İDUĞ: ÇOK TEŞEKKÜR EDİYORUM
Kürsüye gelerek açıklamalarda bulunan Bornova Belediye Başkanı Mustafa İduğ, "Tunç Başkanımız bu dünyada ortak alanda en çok yer kaplayan insanlığın kapladığı alandan 70 bin metrekare can dostlarımıza yer ayırdığı için çok teşekkür ediyorum" ifadelerini kullandı

ÖZKAN: BU YIL GÜNÜMÜZÜ BURUK KUTLUYORUZ
İzmir Veterinerler Odası Başkanı Selim Özkan, "Tunç Başkanımız ve ekibine çok teşekkür ederiz. Sokak hayvanlarına çok ciddi yatırımlar yaptı çok ciddi işleyişler kazandırarak bizleri çok mutlu etmektedir. Bizler veteriner hekimiz. Bu sene dünya hekimler günümüzde Yozgat'ta bir meslektaşımız katledilmiştir. Veteriner hekimler insan, hayvan ve gıda sağlığı için çalışılmaktadır. Hastalıklı hayvanların etlerinin insanlara yedirilmemesi için müdahale etmek isterken bıçaklanarak öldürülmüştür.

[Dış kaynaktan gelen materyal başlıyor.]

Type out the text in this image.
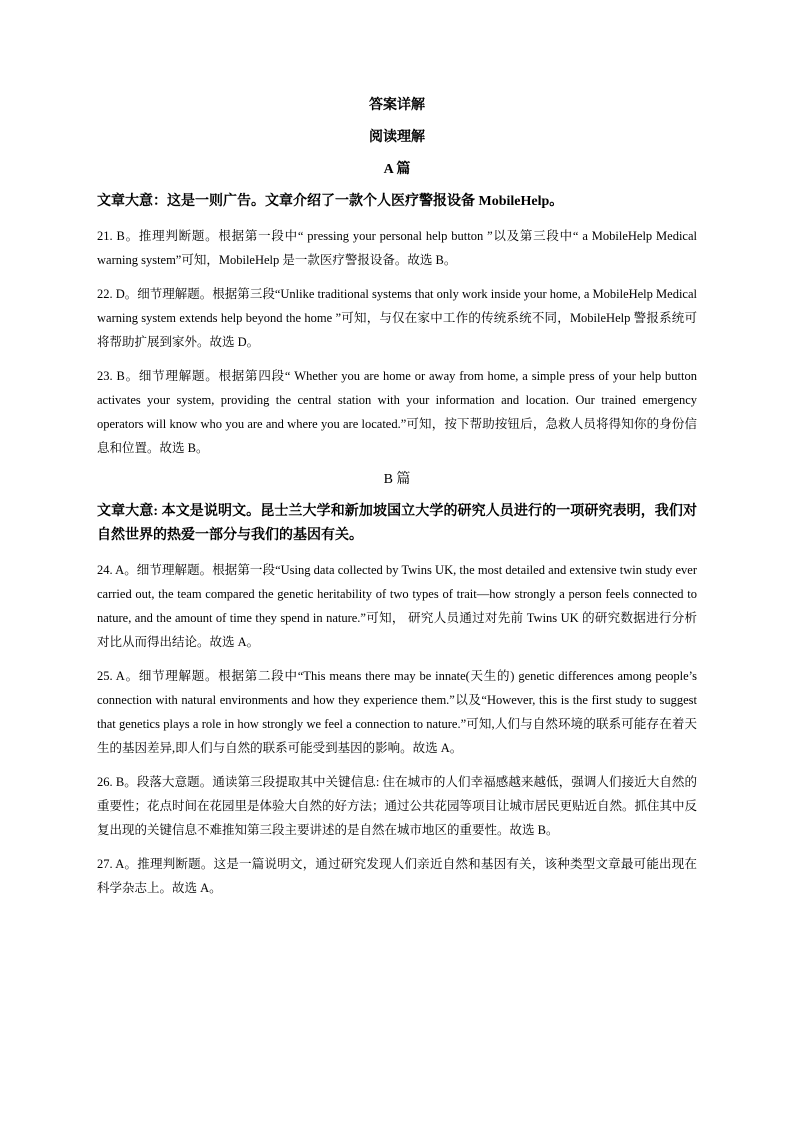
答案详解

阅读理解

A 篇

文章大意：这是一则广告。文章介绍了一款个人医疗警报设备 MobileHelp。

21. B。推理判断题。根据第一段中“ pressing your personal help button ”以及第三段中“ a MobileHelp Medical warning system”可知，MobileHelp 是一款医疗警报设备。故选 B。

22. D。细节理解题。根据第三段“Unlike traditional systems that only work inside your home, a MobileHelp Medical warning system extends help beyond the home ”可知，与仅在家中工作的传统系统不同，MobileHelp 警报系统可将帮助扩展到家外。故选 D。

23. B。细节理解题。根据第四段“ Whether you are home or away from home, a simple press of your help button activates your system, providing the central station with your information and location. Our trained emergency operators will know who you are and where you are located.”可知，按下帮助按钮后，急救人员将得知你的身份信息和位置。故选 B。

B 篇

文章大意: 本文是说明文。昆士兰大学和新加坡国立大学的研究人员进行的一项研究表明，我们对自然世界的热爱一部分与我们的基因有关。

24. A。细节理解题。根据第一段“Using data collected by Twins UK, the most detailed and extensive twin study ever carried out, the team compared the genetic heritability of two types of trait—how strongly a person feels connected to nature, and the amount of time they spend in nature.”可知， 研究人员通过对先前 Twins UK 的研究数据进行分析对比从而得出结论。故选 A。

25. A。细节理解题。根据第二段中“This means there may be innate(天生的) genetic differences among people’s connection with natural environments and how they experience them.”以及“However, this is the first study to suggest that genetics plays a role in how strongly we feel a connection to nature.”可知,人们与自然环境的联系可能存在着天生的基因差异,即人们与自然的联系可能受到基因的影响。故选 A。

26. B。段落大意题。通读第三段提取其中关键信息: 住在城市的人们幸福感越来越低，强调人们接近大自然的重要性；花点时间在花园里是体验大自然的好方法；通过公共花园等项目让城市居民更贴近自然。抓住其中反复出现的关键信息不难推知第三段主要讲述的是自然在城市地区的重要性。故选 B。

27. A。推理判断题。这是一篇说明文，通过研究发现人们亲近自然和基因有关，该种类型文章最可能出现在科学杂志上。故选 A。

Bu nedenle bu yıl günümüzü buruk kutluyoruz" diye konuştu.

COŞKUN: BİZ BEKİR İLE BİRBİRİMİZE İZMİR'DE AŞIK OLDUK
Açılış töreninde konuşan Andree Coşkun böyle bir barınağın açılmasından dolayı çok duygulandığını belirtirken, "Bekir aramızda yok ama bizi gördüğüne inanıyorum. Sayın Başkanım burası gerçekten örnek olacak bir yer oldu. Sizlere candan teşekkür ediyorum. Buraya katılan bütün hayvan severlere teşekkür ediyorum. Bana İzmir Belediyesi'nden telefon edip başkanın isteğini ilklettiklerinde çok gururlandım hem de çok mutlu olum. İzmir olduğu için kabul ettim. İzmir hakikatten farklı. Burada veteriner hekim arkadaşlarımız da var. Burada görev alacak daha önceden tanıştığım arkadaşlarım da var. Pako bizim köpeğimizdi. Biz Bekir ile birbirimize İzmir'de aşık olduk, o nedenle bizim için çok farklı bir yer. Bekir de benim gibi çok hayvanseverdi. Biz devamlı sokaktan hayvanseverleri kurtarmaya çalıştık. Dışarıdan hayvan almanın gelin buradan sahiplenin. Hayvan sevgisini çocuklarınıza aşılayabilmek için buraya getirin. Gezsinler tanısınlar okşasınlar.  Hayvanseverlik sadece belediyenin işi değil. Hayvanseverler mutlaka belediyelere yardımcı olmalı" dedi.